Tobacco use is a front-runner in the most common cause of death in the United States, bringing about one out of every five deaths in the U.S. Smoking cigarettes accounts for more American deaths than alcohol, car accidents, HIV, guns and illegal drugs combined, according to the American Cancer Society.
With this alarming research readily available to the public, it is hard to imagine why anyone would want to smoke a cigarette.
The ACS reports that of the roughly 20 million college and university students in the U.S., “more than 1 million are projected to die prematurely from cigarette smoking.”
Ninety percent of smokers start smoking by age 18, and 99 percent are addicted by age 26, according to the ACS. Therefore, younger individuals and college students are even more of a target for tobacco addiction.
Currently, Geneseo is not a tobacco-free campus and its students are highly at-risk due to this tobacco epidemic. With 5,500 students enrolled in the institution, research indicates that 275 of Geneseo’s students currently enrolled will die prematurely from smoking cigarettes.
This alarming statistic is not only restricted to smokers. The ACS explains that exposure to secondhand smoke is responsible for an estimated 41,000 deaths each year among adults in the U.S.
Avoiding second-hand smoke on our campus is almost impossible. While our designated smoking areas are located the legal 20 feet from our buildings, inhaling second-hand smoke is inevitable while walking into Milne Library, for example.
While our campus community initiates the substance and sex education conversation, they take the back seat on the tobacco epidemic. It is the responsibility of our campus community to immerse students and faculty in tobacco education and prevention.
Geneseo’s Relay For Life is the largest national collegiate event per capita and aims to educate individuals about cancer awareness and prevention. Over half of the student body helps to raise money for the mission of the ACS to save lives and cure cancer.
It seems counterproductive, however, that Geneseo still isn’t a tobacco-free campus, allowing one of the main causes of cancer to affect its students.

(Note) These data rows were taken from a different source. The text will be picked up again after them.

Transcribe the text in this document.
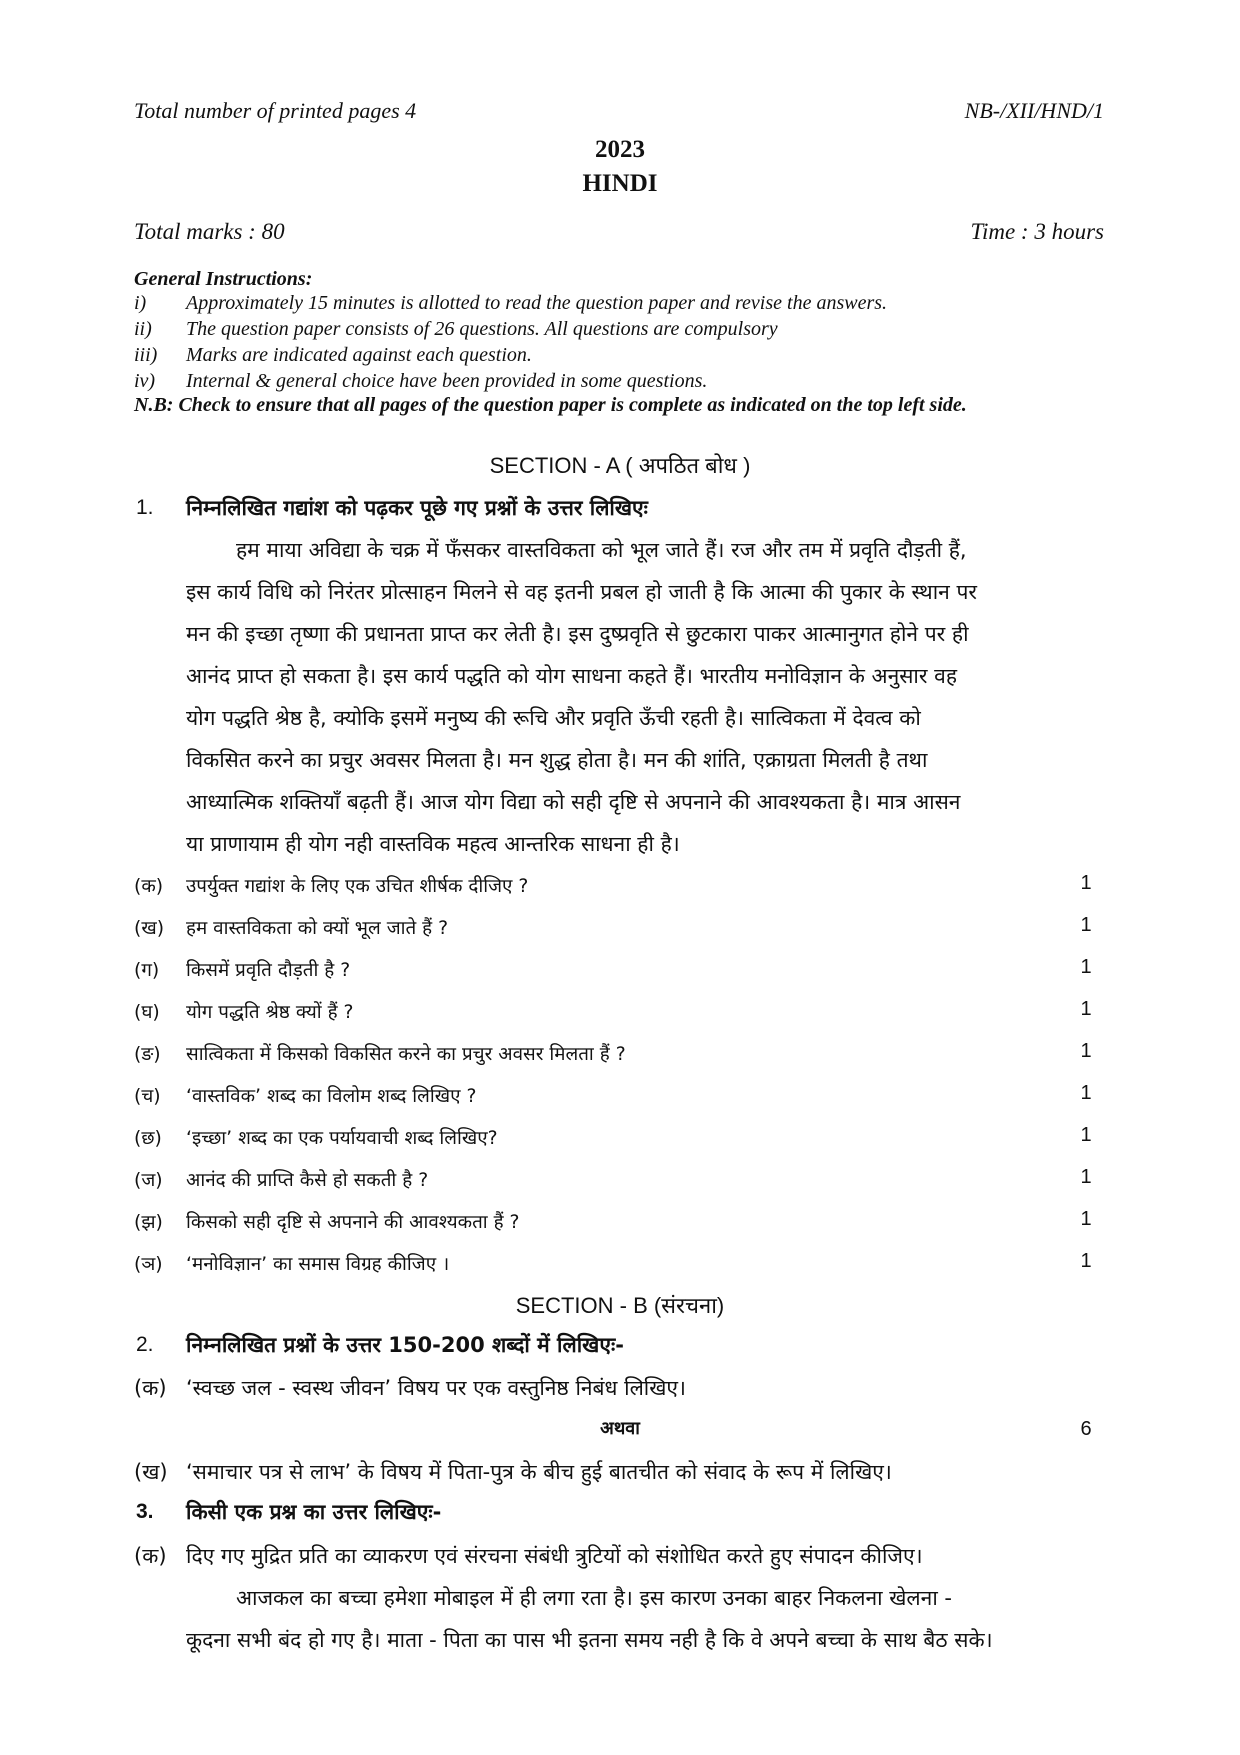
Total number of printed pages 4	NB-/XII/HND/1
2023
HINDI
Total marks : 80	Time : 3 hours
General Instructions:
i) Approximately 15 minutes is allotted to read the question paper and revise the answers.
ii) The question paper consists of 26 questions. All questions are compulsory
iii) Marks are indicated against each question.
iv) Internal & general choice have been provided in some questions.
N.B: Check to ensure that all pages of the question paper is complete as indicated on the top left side.
SECTION - A ( अपठित बोध )
1. निम्नलिखित गद्यांश को पढ़कर पूछे गए प्रश्नों के उत्तर लिखिएः
हम माया अविद्या के चक्र में फँसकर वास्तविकता को भूल जाते हैं। रज और तम में प्रवृति दौड़ती हैं,
इस कार्य विधि को निरंतर प्रोत्साहन मिलने से वह इतनी प्रबल हो जाती है कि आत्मा की पुकार के स्थान पर
मन की इच्छा तृष्णा की प्रधानता प्राप्त कर लेती है। इस दुष्प्रवृति से छुटकारा पाकर आत्मानुगत होने पर ही
आनंद प्राप्त हो सकता है। इस कार्य पद्धति को योग साधना कहते हैं। भारतीय मनोविज्ञान के अनुसार वह
योग पद्धति श्रेष्ठ है, क्योकि इसमें मनुष्य की रूचि और प्रवृति ऊँची रहती है। सात्विकता में देवत्व को
विकसित करने का प्रचुर अवसर मिलता है। मन शुद्ध होता है। मन की शांति, एक्राग्रता मिलती है तथा
आध्यात्मिक शक्तियाँ बढ़ती हैं। आज योग विद्या को सही दृष्टि से अपनाने की आवश्यकता है। मात्र आसन
या प्राणायाम ही योग नही वास्तविक महत्व आन्तरिक साधना ही है।
(क) उपर्युक्त गद्यांश के लिए एक उचित शीर्षक दीजिए ?	1
(ख) हम वास्तविकता को क्यों भूल जाते हैं ?	1
(ग) किसमें प्रवृति दौड़ती है ?	1
(घ) योग पद्धति श्रेष्ठ क्यों हैं ?	1
(ङ) सात्विकता में किसको विकसित करने का प्रचुर अवसर मिलता हैं ?	1
(च) ‘वास्तविक’ शब्द का विलोम शब्द लिखिए ?	1
(छ) ‘इच्छा’ शब्द का एक पर्यायवाची शब्द लिखिए?	1
(ज) आनंद की प्राप्ति कैसे हो सकती है ?	1
(झ) किसको सही दृष्टि से अपनाने की आवश्यकता हैं ?	1
(ञ) ‘मनोविज्ञान’ का समास विग्रह कीजिए ।	1
SECTION - B (संरचना)
2. निम्नलिखित प्रश्नों के उत्तर 150-200 शब्दों में लिखिएः-
(क) ‘स्वच्छ जल - स्वस्थ जीवन’ विषय पर एक वस्तुनिष्ठ निबंध लिखिए।
अथवा	6
(ख) ‘समाचार पत्र से लाभ’ के विषय में पिता-पुत्र के बीच हुई बातचीत को संवाद के रूप में लिखिए।
3. किसी एक प्रश्न का उत्तर लिखिएः-
(क) दिए गए मुद्रित प्रति का व्याकरण एवं संरचना संबंधी त्रुटियों को संशोधित करते हुए संपादन कीजिए।
आजकल का बच्चा हमेशा मोबाइल में ही लगा रता है। इस कारण उनका बाहर निकलना खेलना -
कूदना सभी बंद हो गए है। माता - पिता का पास भी इतना समय नही है कि वे अपने बच्चा के साथ बैठ सके।
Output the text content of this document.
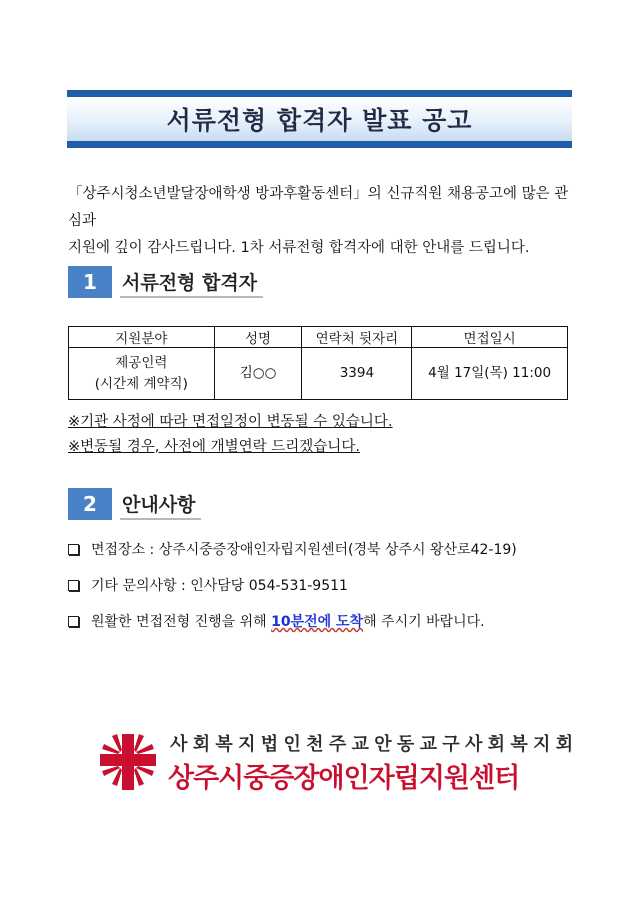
서류전형 합격자 발표 공고

「상주시청소년발달장애학생 방과후활동센터」의 신규직원 채용공고에 많은 관심과

지원에 깊이 감사드립니다. 1차 서류전형 합격자에 대한 안내를 드립니다.

1	서류전형 합격자
지원분야	성명	연락처 뒷자리	면접일시

제공인력
(시간제 계약직)	김○○	3394	4월 17일(목) 11:00
※기관 사정에 따라 면접일정이 변동될 수 있습니다.
※변동될 경우, 사전에 개별연락 드리겠습니다.
2	안내사항
면접장소 : 상주시중증장애인자립지원센터(경북 상주시 왕산로42-19)
기타 문의사항 : 인사담당 054-531-9511
원활한 면접전형 진행을 위해 10분전에 도착 해 주시기 바랍니다.
사회복지법인천주교안동교구사회복지회
상주시중증장애인자립지원센터
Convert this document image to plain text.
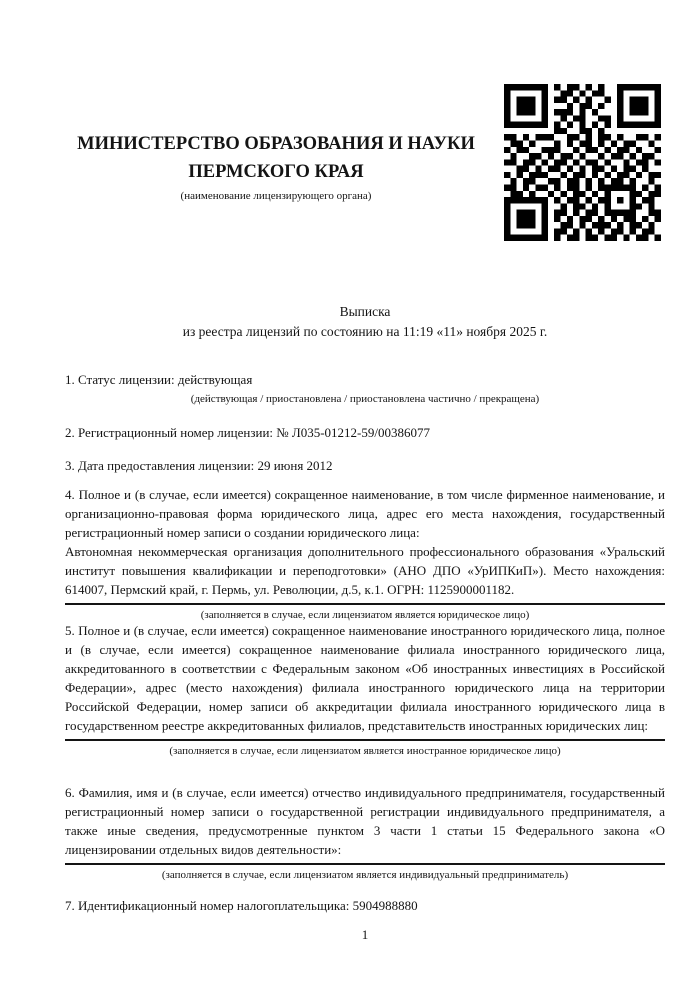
МИНИСТЕРСТВО ОБРАЗОВАНИЯ И НАУКИ
ПЕРМСКОГО КРАЯ
(наименование лицензирующего органа)
Выписка
из реестра лицензий по состоянию на 11:19 «11» ноября 2025 г.
1. Статус лицензии: действующая
(действующая / приостановлена / приостановлена частично / прекращена)
2. Регистрационный номер лицензии: № Л035-01212-59/00386077
3. Дата предоставления лицензии: 29 июня 2012

4. Полное и (в случае, если имеется) сокращенное наименование, в том числе фирменное наименование, и организационно-правовая форма юридического лица, адрес его места нахождения, государственный регистрационный номер записи о создании юридического лица:

Автономная некоммерческая организация дополнительного профессионального образования «Уральский институт повышения квалификации и переподготовки» (АНО ДПО «УрИПКиП»). Место нахождения: 614007, Пермский край, г. Пермь, ул. Революции, д.5, к.1. ОГРН: 1125900001182.

(заполняется в случае, если лицензиатом является юридическое лицо)

5. Полное и (в случае, если имеется) сокращенное наименование иностранного юридического лица, полное и (в случае, если имеется) сокращенное наименование филиала иностранного юридического лица, аккредитованного в соответствии с Федеральным законом «Об иностранных инвестициях в Российской Федерации», адрес (место нахождения) филиала иностранного юридического лица на территории Российской Федерации, номер записи об аккредитации филиала иностранного юридического лица в государственном реестре аккредитованных филиалов, представительств иностранных юридических лиц:

(заполняется в случае, если лицензиатом является иностранное юридическое лицо)

6. Фамилия, имя и (в случае, если имеется) отчество индивидуального предпринимателя, государственный регистрационный номер записи о государственной регистрации индивидуального предпринимателя, а также иные сведения, предусмотренные пунктом 3 части 1 статьи 15 Федерального закона «О лицензировании отдельных видов деятельности»:

(заполняется в случае, если лицензиатом является индивидуальный предприниматель)
7. Идентификационный номер налогоплательщика: 5904988880
1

Having a tobacco-free campus would undoubtedly be a challenge for students who choose to smoke tobacco. These students would have to leave the campus to use tobacco products. While this may be an inconvenience, it does not outweigh the long-term effects of second-hand smoke. This inconvenience also may drive individuals who do smoke to reconsider this practice.
With SUNY’s initiative to make a “Tobacco-Free SUNY”—which is also backed by the SUNY Chancellor and the Board of Trustees—it is perplexing that our highly dedicated faculty and staff are not initiating the conversation to create a safer environment for all students.
Currently out of the 64 SUNY campuses, 23 are officially tobacco-free. Some include SUNY Oswego, Buffalo State, SUNY Cortland, Stony Brook University and University at Buffalo. It is disappointing and frankly embarrassing that Geneseo isn’t among these colleges.
Anyone against the initiative to create a safer and tobacco free campus should reconsider the long-term effects of smoking tobacco, as well as the effects of second-hand smoke.
Geneseo is not doing enough to become a tobacco free campus and should take the initiative to put health and safety first.